Liputan6.com, Jakarta - Sejumlah pihak menilai Malaysia masih menjadi tolak ukur dunia untuk stok global produk minyak kelapa sawit mentah (Crude Palm Oil/CPO) dan turunannya.

Penilaian itu diberikan lantaran Negeri Jiran dianggap piawai menyajikan data terkait perkembangan produksi sawit, harga maupun stok yang lebih update.

Namun, mantan Menteri Pertanian Bungaran Saragih berpendapat, Indonesia saat ini telah menjadi negara dengan industri sawit nomor satu di dunia. Status ini disebutnya telah didapat Indonesia sejak 2006.
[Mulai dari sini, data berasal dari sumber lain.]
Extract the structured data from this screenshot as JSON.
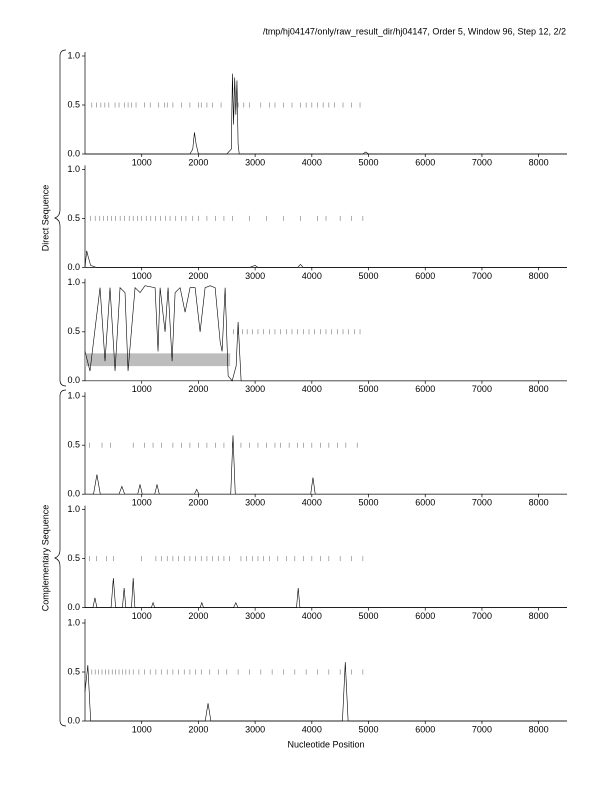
{
  "title": "/tmp/hj04147/only/raw_result_dir/hj04147, Order 5, Window 96, Step 12, 2/2",
  "ylabel_direct": "Direct Sequence",
  "ylabel_complementary": "Complementary Sequence",
  "xlabel": "Nucleotide Position",
  "chart_data": [
    {
      "type": "line",
      "xlim": [
        0,
        8500
      ],
      "ylim": [
        0,
        1
      ],
      "xticks": [
        1000,
        2000,
        3000,
        4000,
        5000,
        6000,
        7000,
        8000
      ],
      "yticks": [
        {
          "value": 0,
          "label": "0.0"
        },
        {
          "value": 0.5,
          "label": "0.5"
        },
        {
          "value": 1,
          "label": "1.0"
        }
      ],
      "x": [
        0,
        1850,
        1900,
        1930,
        1960,
        2000,
        2500,
        2580,
        2600,
        2620,
        2640,
        2660,
        2680,
        2700,
        2720,
        3000,
        4900,
        4950,
        5000,
        8500
      ],
      "values": [
        0,
        0,
        0.05,
        0.22,
        0.1,
        0,
        0,
        0.05,
        0.82,
        0.3,
        0.78,
        0.4,
        0.75,
        0.1,
        0,
        0,
        0,
        0.02,
        0,
        0
      ],
      "marker_level": 0.5,
      "markers": [
        120,
        200,
        280,
        350,
        420,
        530,
        600,
        700,
        760,
        820,
        900,
        1050,
        1150,
        1300,
        1400,
        1450,
        1550,
        1700,
        1850,
        2000,
        2050,
        2150,
        2250,
        2400,
        2700,
        2800,
        2900,
        3100,
        3250,
        3350,
        3500,
        3650,
        3800,
        3900,
        4000,
        4100,
        4200,
        4300,
        4400,
        4550,
        4700,
        4850
      ]
    },
    {
      "type": "line",
      "xlim": [
        0,
        8500
      ],
      "ylim": [
        0,
        1
      ],
      "xticks": [
        1000,
        2000,
        3000,
        4000,
        5000,
        6000,
        7000,
        8000
      ],
      "yticks": [
        {
          "value": 0,
          "label": "0.0"
        },
        {
          "value": 0.5,
          "label": "0.5"
        },
        {
          "value": 1,
          "label": "1.0"
        }
      ],
      "x": [
        0,
        30,
        60,
        100,
        200,
        2900,
        3000,
        3050,
        3100,
        3750,
        3800,
        3850,
        8500
      ],
      "values": [
        0,
        0.17,
        0.1,
        0.02,
        0,
        0,
        0.02,
        0,
        0,
        0,
        0.03,
        0,
        0
      ],
      "marker_level": 0.5,
      "markers": [
        100,
        180,
        260,
        330,
        400,
        470,
        540,
        620,
        700,
        780,
        850,
        930,
        1000,
        1080,
        1160,
        1240,
        1330,
        1420,
        1500,
        1600,
        1700,
        1780,
        1900,
        2000,
        2150,
        2300,
        2450,
        2600,
        2900,
        3200,
        3500,
        3800,
        4100,
        4250,
        4500,
        4700,
        4900
      ]
    },
    {
      "type": "line",
      "xlim": [
        0,
        8500
      ],
      "ylim": [
        0,
        1
      ],
      "xticks": [
        1000,
        2000,
        3000,
        4000,
        5000,
        6000,
        7000,
        8000
      ],
      "yticks": [
        {
          "value": 0,
          "label": "0.0"
        },
        {
          "value": 0.5,
          "label": "0.5"
        },
        {
          "value": 1,
          "label": "1.0"
        }
      ],
      "x": [
        0,
        88,
        265,
        353,
        441,
        530,
        618,
        706,
        759,
        883,
        971,
        1059,
        1236,
        1288,
        1324,
        1412,
        1465,
        1536,
        1589,
        1677,
        1765,
        1853,
        1942,
        2030,
        2118,
        2206,
        2295,
        2383,
        2418,
        2471,
        2524,
        2595,
        2665,
        2700,
        2753,
        8500
      ],
      "values": [
        0.3,
        0.1,
        0.95,
        0.2,
        0.95,
        0.1,
        0.95,
        0.9,
        0.1,
        0.95,
        0.9,
        0.97,
        0.95,
        0.3,
        0.95,
        0.5,
        0.95,
        0.2,
        0.9,
        0.95,
        0.7,
        0.95,
        0.95,
        0.5,
        0.95,
        0.97,
        0.95,
        0.4,
        0.3,
        0.95,
        0.05,
        0,
        0.15,
        0.6,
        0,
        0
      ],
      "regions": [
        {
          "start": 0,
          "end": 2560,
          "low": 0.15,
          "high": 0.28
        }
      ],
      "marker_level": 0.5,
      "markers": [
        2620,
        2700,
        2780,
        2860,
        2950,
        3050,
        3150,
        3250,
        3350,
        3450,
        3550,
        3650,
        3750,
        3850,
        3950,
        4050,
        4150,
        4250,
        4350,
        4450,
        4550,
        4650,
        4750,
        4850
      ]
    },
    {
      "type": "line",
      "xlim": [
        0,
        8500
      ],
      "ylim": [
        0,
        1
      ],
      "xticks": [
        1000,
        2000,
        3000,
        4000,
        5000,
        6000,
        7000,
        8000
      ],
      "yticks": [
        {
          "value": 0,
          "label": "0.0"
        },
        {
          "value": 0.5,
          "label": "0.5"
        },
        {
          "value": 1,
          "label": "1.0"
        }
      ],
      "x": [
        0,
        150,
        210,
        270,
        600,
        650,
        700,
        930,
        970,
        1010,
        1230,
        1270,
        1310,
        1930,
        1970,
        2010,
        2570,
        2610,
        2650,
        3980,
        4020,
        4060,
        8500
      ],
      "values": [
        0,
        0,
        0.2,
        0,
        0,
        0.08,
        0,
        0,
        0.1,
        0,
        0,
        0.1,
        0,
        0,
        0.05,
        0,
        0,
        0.6,
        0,
        0,
        0.17,
        0,
        0
      ],
      "marker_level": 0.5,
      "markers": [
        80,
        300,
        450,
        850,
        1050,
        1200,
        1350,
        1550,
        1700,
        1850,
        2000,
        2150,
        2300,
        2450,
        2600,
        2750,
        2900,
        3050,
        3200,
        3350,
        3450,
        3600,
        3750,
        3850,
        4000,
        4150,
        4300,
        4450,
        4600,
        4800
      ]
    },
    {
      "type": "line",
      "xlim": [
        0,
        8500
      ],
      "ylim": [
        0,
        1
      ],
      "xticks": [
        1000,
        2000,
        3000,
        4000,
        5000,
        6000,
        7000,
        8000
      ],
      "yticks": [
        {
          "value": 0,
          "label": "0.0"
        },
        {
          "value": 0.5,
          "label": "0.5"
        },
        {
          "value": 1,
          "label": "1.0"
        }
      ],
      "x": [
        0,
        140,
        175,
        210,
        460,
        500,
        540,
        660,
        690,
        720,
        820,
        850,
        880,
        1170,
        1200,
        1230,
        2030,
        2060,
        2090,
        2620,
        2660,
        2700,
        3730,
        3760,
        3790,
        8500
      ],
      "values": [
        0,
        0,
        0.1,
        0,
        0,
        0.3,
        0,
        0,
        0.2,
        0,
        0,
        0.3,
        0,
        0,
        0.05,
        0,
        0,
        0.05,
        0,
        0,
        0.05,
        0,
        0,
        0.2,
        0,
        0
      ],
      "marker_level": 0.5,
      "markers": [
        80,
        200,
        380,
        500,
        1000,
        1250,
        1350,
        1450,
        1550,
        1650,
        1750,
        1850,
        1950,
        2050,
        2150,
        2250,
        2350,
        2450,
        2550,
        2750,
        2850,
        2950,
        3050,
        3150,
        3250,
        3400,
        3550,
        3700,
        3850,
        4000,
        4150,
        4300,
        4500,
        4700,
        4900
      ]
    },
    {
      "type": "line",
      "xlim": [
        0,
        8500
      ],
      "ylim": [
        0,
        1
      ],
      "xticks": [
        1000,
        2000,
        3000,
        4000,
        5000,
        6000,
        7000,
        8000
      ],
      "yticks": [
        {
          "value": 0,
          "label": "0.0"
        },
        {
          "value": 0.5,
          "label": "0.5"
        },
        {
          "value": 1,
          "label": "1.0"
        }
      ],
      "x": [
        0,
        50,
        100,
        2120,
        2170,
        2220,
        4540,
        4590,
        4640,
        8500
      ],
      "values": [
        0.3,
        0.57,
        0,
        0,
        0.18,
        0,
        0,
        0.6,
        0,
        0
      ],
      "marker_level": 0.5,
      "markers": [
        120,
        180,
        240,
        300,
        360,
        420,
        480,
        540,
        600,
        660,
        720,
        780,
        850,
        950,
        1050,
        1150,
        1250,
        1350,
        1450,
        1550,
        1650,
        1750,
        1850,
        1950,
        2050,
        2200,
        2350,
        2500,
        2700,
        2900,
        3100,
        3300,
        3500,
        3700,
        3900,
        4100,
        4300,
        4500,
        4700,
        4900
      ]
    }
  ]
}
"Bisa dilihat dalam industri sawit kita yang bisa jadi raja dunia. Enggak sadar kita, banyak olok-olok dan kritik, padahal sudah jadi raja sawit dunia. Status terbesar di dunia telah kita peroleh sejak 2006. Sekarang semakin mantap," kata Bungaran dalam forum Jakarta Consulting Group (JCG) CALM, Selasa (2/2/2021).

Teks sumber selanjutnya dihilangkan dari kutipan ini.